EFs induced phosphorylation of Caveolin-1, which is required for electrotaxis

Given the importance of Cav-1 in cancer invasion [20] and the observation that Cav-1 expression was much higher in H1650-M3 cells than was seen in H1650 cells (Supplementary Figure 2), we next investigated whether Cav-1 was involved in electrotaxis of lung cancer cells. An EF of 100 mV/mm for 2 hrs increased the phosphorylation of Cav-1 (Tyr14) in H1650-M3 cells, without markedly altering the expression of Cav-1 as shown by immunofluorescence staining (Figure 4A). Western blot results further demonstrated that the expression of phosphorylated Cav-1 (Tyr14) was enhanced by EF stimulation in a time-dependent manner, while the protein expression of total Cav-1 remained unaltered (Figure 4B). EF stimulation had little effect on the expression of phosphorylated Cav-1 (Supplementary Figure 3). These results suggested that Cav-1 was activated by EF stimulation in H1650-M3 cells.

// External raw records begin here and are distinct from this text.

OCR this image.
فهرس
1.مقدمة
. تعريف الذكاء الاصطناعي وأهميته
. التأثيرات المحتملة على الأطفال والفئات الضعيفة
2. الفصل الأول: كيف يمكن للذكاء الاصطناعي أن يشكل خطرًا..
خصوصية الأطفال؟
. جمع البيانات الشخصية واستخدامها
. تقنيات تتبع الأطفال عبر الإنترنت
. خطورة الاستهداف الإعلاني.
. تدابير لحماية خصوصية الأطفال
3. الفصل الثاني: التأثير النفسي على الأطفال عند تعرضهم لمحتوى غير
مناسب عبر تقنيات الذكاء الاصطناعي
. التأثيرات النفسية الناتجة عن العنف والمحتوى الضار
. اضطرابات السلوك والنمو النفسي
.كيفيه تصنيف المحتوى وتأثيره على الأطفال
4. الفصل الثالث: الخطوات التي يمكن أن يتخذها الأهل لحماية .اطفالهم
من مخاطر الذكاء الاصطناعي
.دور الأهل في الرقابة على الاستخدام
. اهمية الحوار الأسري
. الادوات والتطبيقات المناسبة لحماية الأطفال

We next investigated the requirement of Cav-1 in regulating H1650-M3 electrotaxis by short hairpin RNA (shRNA) knock-down of its expression. H1650-M3 cells were transfected with either control shRNA or vector containing shRNA targeting Cav-1. Western blot analysis confirmed that the expression of either phosphorylated or total Cav-1 was nearly abolished in Cav-1 knock-down cells (Figure 4E). When subjected to an EF, cells transfected with control shRNA remained as highly electrotactic as that of the parental H1650-M3 cells, with directional migration to the cathode. However, shRNA knock-down of Cav-1 triggered a significantly reduced electrotactic response (Figure 4C and 4D, Supplementary Movie 3). Concordantly, enhanced phosphorylation of Cav-1 under an EF was observed in both parental H1650-M3 cells and in cells with control shRNA, while knock-down of Cav-1 abolished EF-induced Cav-1 activation (Figure 4E). Taken together, our data indicated that activation of Cav-1 is required for electrotaxis of H1650-M3 cells.

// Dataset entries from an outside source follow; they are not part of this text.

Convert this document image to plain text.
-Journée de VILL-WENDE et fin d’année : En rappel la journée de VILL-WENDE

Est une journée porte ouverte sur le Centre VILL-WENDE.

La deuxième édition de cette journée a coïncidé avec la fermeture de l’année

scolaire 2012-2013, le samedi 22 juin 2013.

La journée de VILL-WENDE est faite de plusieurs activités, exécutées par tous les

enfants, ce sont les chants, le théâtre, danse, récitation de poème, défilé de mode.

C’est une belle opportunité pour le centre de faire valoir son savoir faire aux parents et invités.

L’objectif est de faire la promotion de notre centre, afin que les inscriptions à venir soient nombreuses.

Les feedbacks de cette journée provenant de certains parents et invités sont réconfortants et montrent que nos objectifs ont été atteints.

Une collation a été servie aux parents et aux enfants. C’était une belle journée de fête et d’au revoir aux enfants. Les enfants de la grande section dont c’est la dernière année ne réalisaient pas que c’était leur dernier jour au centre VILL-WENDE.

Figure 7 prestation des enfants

STAT3 activation is required for directional migration of H1650-M3 cells in an EF

Knowing that STAT3 plays an important role in cancer invasion [26, 27], and that Cav-1 controls directional cell migration through STAT3 [20], we next asked whether STAT3 activation was required for EF-directed migration of H1650-M3 cells. Phosphorylated STAT3 was highly expressed in H1650-M3 cells when compared to H1650 cells; however, no significant difference was detected with regard to expression of total STAT3 (Supplementary Figure 2). Immunofluorescence staining showed that pSTAT3 in H1650-M3 cells was significantly enhanced after EF stimulation (Figure 5A). Western blot assay showed that EF activated STAT3 in a time-dependent manner (Figure 5B). To investigate whether STAT3 activation is required for H1650-M3 electrotaxis, we conducted electrotactic analysis in the absence or presence of the STAT3 specific inhibitor Stattic. Pharmacological inhibition of STAT3 triggered a profound reduction in both migration directedness and speed (Figure 5C and 5D, Supplementary Movie 4). Furthermore, inhibition of STAT3 activation abolished EF-induced activation of STAT3 (Figure 5E). The above observation suggested that STAT3 activation plays an essential role in the directional migration of H1650-M3 cells in an EF.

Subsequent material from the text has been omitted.